Des milliers de livres conservés par la BnF… prennent l’eau

10 000 livres touchés selon les responsables de la BnF,  35 à 40 000 selon la Fédération syndicale unitaire (FSU)…

L’information a mit du temps à circuler – mardi soir, le site internet Actualitté était le premier à la révéler. Entre 10 000 et 40 000 ouvrages, livres et manuscrits, ont été endommagés suite à une inondation des locaux de la BnF dimanche soir, la bibliothèque François Mitterand à Paris – Tolbiac. La rupture d’une canalisation en est à l’origine.

Entre cachotteries et bataille des chiffres

photo de LPLT, licence Creative Commons 3.0
la bibliothèque François Mittérand, photo de LPLT, licence Creative Commons 3.0

Expliquer aux habitants d’un pays que son patrimoine commun est perdu ne se fait pas, surtout en période de contestation.

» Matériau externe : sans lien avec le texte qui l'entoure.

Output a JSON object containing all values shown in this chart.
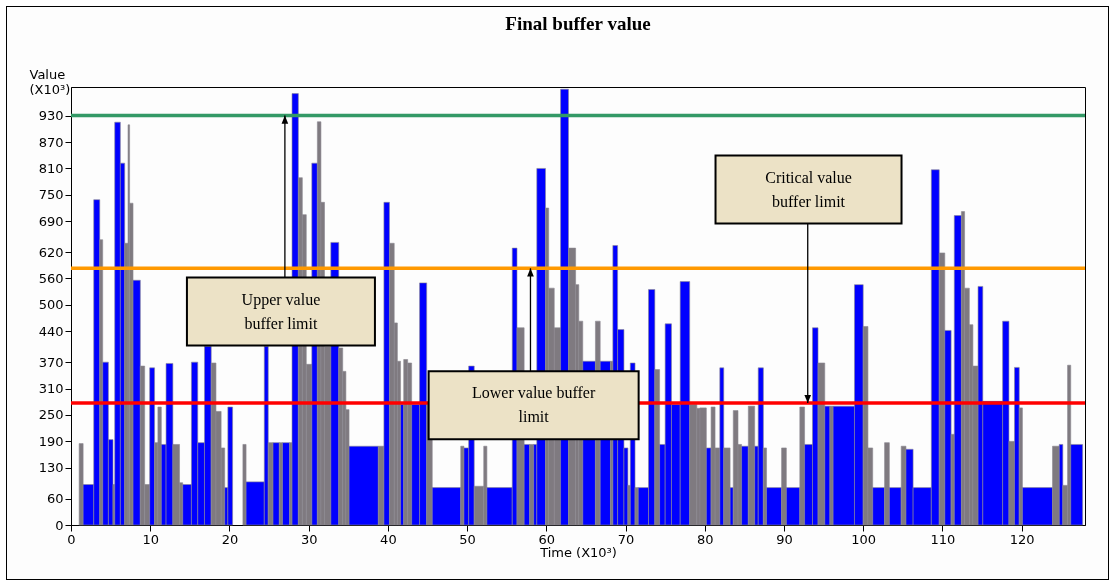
{
  "chart_data": {
    "type": "histogram",
    "title": "Final buffer value",
    "xlabel": "Time (X10³)",
    "ylabel": "Value (X10³)",
    "xlim": [
      0,
      128
    ],
    "ylim": [
      0,
      995
    ],
    "xticks": [
      0,
      10,
      20,
      30,
      40,
      50,
      60,
      70,
      80,
      90,
      100,
      110,
      120
    ],
    "yticks": [
      0,
      60,
      130,
      190,
      250,
      310,
      370,
      440,
      500,
      560,
      620,
      690,
      750,
      810,
      870,
      930
    ],
    "bins": [
      1.03,
      1.53,
      2.87,
      3.63,
      4.0,
      4.72,
      5.3,
      5.52,
      6.23,
      6.78,
      7.2,
      7.4,
      7.83,
      8.75,
      9.3,
      9.93,
      10.55,
      10.97,
      11.4,
      12.0,
      12.86,
      13.7,
      14.1,
      15.2,
      16.0,
      16.85,
      17.7,
      18.3,
      18.95,
      19.4,
      19.8,
      20.4,
      21.7,
      22.1,
      24.4,
      24.9,
      25.5,
      26.3,
      26.7,
      27.6,
      27.9,
      28.7,
      29.2,
      29.7,
      30.4,
      31.1,
      31.55,
      32.0,
      32.8,
      33.8,
      34.3,
      34.7,
      35.1,
      38.8,
      39.5,
      40.2,
      40.8,
      41.2,
      41.6,
      42.0,
      42.5,
      43.0,
      44.0,
      44.9,
      45.6,
      49.2,
      49.6,
      50.2,
      50.9,
      52.1,
      52.5,
      55.7,
      56.3,
      57.2,
      57.9,
      58.4,
      58.8,
      59.9,
      60.3,
      61.0,
      61.8,
      62.8,
      63.7,
      64.1,
      64.6,
      66.2,
      66.8,
      68.1,
      68.4,
      69.0,
      69.8,
      70.3,
      70.6,
      71.2,
      71.6,
      72.9,
      73.7,
      74.3,
      75.0,
      75.8,
      76.9,
      78.1,
      79.0,
      79.4,
      80.2,
      80.8,
      81.3,
      81.9,
      82.4,
      83.2,
      83.6,
      84.2,
      84.65,
      85.5,
      86.3,
      86.75,
      87.4,
      87.8,
      89.7,
      90.3,
      92.0,
      92.6,
      93.6,
      94.3,
      95.15,
      95.8,
      96.2,
      98.9,
      100.0,
      100.6,
      101.2,
      102.7,
      103.3,
      104.8,
      105.4,
      106.3,
      108.6,
      109.6,
      110.3,
      111.1,
      111.5,
      112.4,
      112.8,
      113.4,
      113.85,
      114.5,
      115.1,
      117.6,
      118.4,
      119.1,
      119.7,
      120.1,
      123.9,
      124.75,
      125.2,
      125.8,
      126.2,
      127.7
    ],
    "values": [
      185,
      92,
      739,
      648,
      370,
      194,
      92,
      915,
      822,
      640,
      909,
      731,
      556,
      361,
      92,
      357,
      187,
      268,
      183,
      367,
      183,
      96,
      92,
      370,
      187,
      406,
      368,
      258,
      175,
      85,
      268,
      null,
      183,
      98,
      406,
      187,
      187,
      187,
      187,
      187,
      980,
      789,
      705,
      365,
      822,
      916,
      733,
      406,
      642,
      402,
      349,
      262,
      179,
      179,
      733,
      640,
      459,
      372,
      274,
      376,
      368,
      274,
      550,
      274,
      85,
      179,
      175,
      361,
      88,
      179,
      85,
      629,
      448,
      183,
      183,
      183,
      810,
      720,
      538,
      448,
      990,
      629,
      546,
      463,
      372,
      463,
      372,
      372,
      635,
      444,
      175,
      90,
      368,
      85,
      85,
      535,
      353,
      183,
      457,
      274,
      553,
      274,
      265,
      266,
      175,
      268,
      175,
      357,
      175,
      85,
      260,
      183,
      179,
      270,
      179,
      357,
      175,
      85,
      175,
      85,
      268,
      183,
      448,
      368,
      270,
      270,
      270,
      546,
      451,
      175,
      85,
      187,
      85,
      179,
      172,
      85,
      807,
      618,
      442,
      206,
      703,
      712,
      538,
      455,
      361,
      542,
      281,
      463,
      190,
      358,
      266,
      85,
      179,
      183,
      90,
      363,
      183
    ],
    "colors": [
      "#7f7a80",
      "#0000ff",
      "#0000ff",
      "#7f7a80",
      "#0000ff",
      "#0000ff",
      "#7f7a80",
      "#0000ff",
      "#0000ff",
      "#7f7a80",
      "#7f7a80",
      "#7f7a80",
      "#0000ff",
      "#7f7a80",
      "#7f7a80",
      "#0000ff",
      "#7f7a80",
      "#7f7a80",
      "#0000ff",
      "#0000ff",
      "#7f7a80",
      "#7f7a80",
      "#0000ff",
      "#0000ff",
      "#0000ff",
      "#0000ff",
      "#7f7a80",
      "#7f7a80",
      "#7f7a80",
      "#0000ff",
      "#0000ff",
      "#7f7a80",
      "#7f7a80",
      "#0000ff",
      "#0000ff",
      "#7f7a80",
      "#0000ff",
      "#7f7a80",
      "#0000ff",
      "#7f7a80",
      "#0000ff",
      "#7f7a80",
      "#7f7a80",
      "#7f7a80",
      "#0000ff",
      "#7f7a80",
      "#7f7a80",
      "#7f7a80",
      "#0000ff",
      "#7f7a80",
      "#7f7a80",
      "#7f7a80",
      "#0000ff",
      "#7f7a80",
      "#0000ff",
      "#7f7a80",
      "#7f7a80",
      "#7f7a80",
      "#0000ff",
      "#7f7a80",
      "#7f7a80",
      "#0000ff",
      "#0000ff",
      "#7f7a80",
      "#0000ff",
      "#7f7a80",
      "#0000ff",
      "#0000ff",
      "#7f7a80",
      "#7f7a80",
      "#0000ff",
      "#0000ff",
      "#7f7a80",
      "#0000ff",
      "#7f7a80",
      "#0000ff",
      "#0000ff",
      "#7f7a80",
      "#7f7a80",
      "#7f7a80",
      "#0000ff",
      "#7f7a80",
      "#7f7a80",
      "#7f7a80",
      "#0000ff",
      "#7f7a80",
      "#0000ff",
      "#7f7a80",
      "#0000ff",
      "#0000ff",
      "#0000ff",
      "#7f7a80",
      "#0000ff",
      "#7f7a80",
      "#0000ff",
      "#0000ff",
      "#7f7a80",
      "#0000ff",
      "#0000ff",
      "#0000ff",
      "#0000ff",
      "#7f7a80",
      "#7f7a80",
      "#7f7a80",
      "#0000ff",
      "#7f7a80",
      "#7f7a80",
      "#0000ff",
      "#7f7a80",
      "#0000ff",
      "#7f7a80",
      "#7f7a80",
      "#0000ff",
      "#7f7a80",
      "#0000ff",
      "#0000ff",
      "#7f7a80",
      "#0000ff",
      "#7f7a80",
      "#0000ff",
      "#7f7a80",
      "#0000ff",
      "#0000ff",
      "#7f7a80",
      "#0000ff",
      "#7f7a80",
      "#0000ff",
      "#0000ff",
      "#7f7a80",
      "#7f7a80",
      "#0000ff",
      "#7f7a80",
      "#0000ff",
      "#7f7a80",
      "#0000ff",
      "#0000ff",
      "#0000ff",
      "#7f7a80",
      "#0000ff",
      "#7f7a80",
      "#0000ff",
      "#7f7a80",
      "#7f7a80",
      "#7f7a80",
      "#7f7a80",
      "#0000ff",
      "#0000ff",
      "#0000ff",
      "#7f7a80",
      "#0000ff",
      "#7f7a80",
      "#0000ff",
      "#7f7a80",
      "#0000ff",
      "#7f7a80",
      "#7f7a80",
      "#0000ff"
    ],
    "ref_lines": [
      {
        "axis": "y",
        "value": 930,
        "color": "#339966"
      },
      {
        "axis": "y",
        "value": 583,
        "color": "#ff9900"
      },
      {
        "axis": "y",
        "value": 277,
        "color": "#ff0000"
      }
    ],
    "annotations": [
      {
        "text": "Upper value buffer limit",
        "x": 27,
        "y": 930
      },
      {
        "text": "Lower value buffer limit",
        "x": 58,
        "y": 583
      },
      {
        "text": "Critical value buffer limit",
        "x": 93,
        "y": 277
      }
    ]
  }
}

Est-ce pour cette raison que les déclarations sont si contradictoires ? … 12 000 livres selon les sources officielles, qui signalent que les ouvrages concernés sont surtout postérieurs à 1850, que « ce sinistre n’entraînera pas de perte irrémédiable pour le patrimoine », et que « plus de la moitié des livres auront réintégré les magasins en fin de semaine ». Elle insiste aussi sur des travaux de mise en conformité progressifs, réalisés depuis 2001.

Mais les personnes qui travaillent actuellement à tenter de sauver ce qui peut l’être donnent d’autres chiffres : 35 à 40 000 ouvrages. Les livres sortis de la bibliothèque mardi soir représentaient… un kilomètre, mis bout à bout. Elles ajoutent que la BnF a déjà subi une inondation en 2004, et que la direction savait dès 2007, grâce à un audit, que les infrastructures liées à la circulation de l’eau étaient vétustes. Enfin, le syndicaliste Jean-François Besançon signale que « contrairement à ce que dit la direction, il n’y a pas de double » de ces ouvrages.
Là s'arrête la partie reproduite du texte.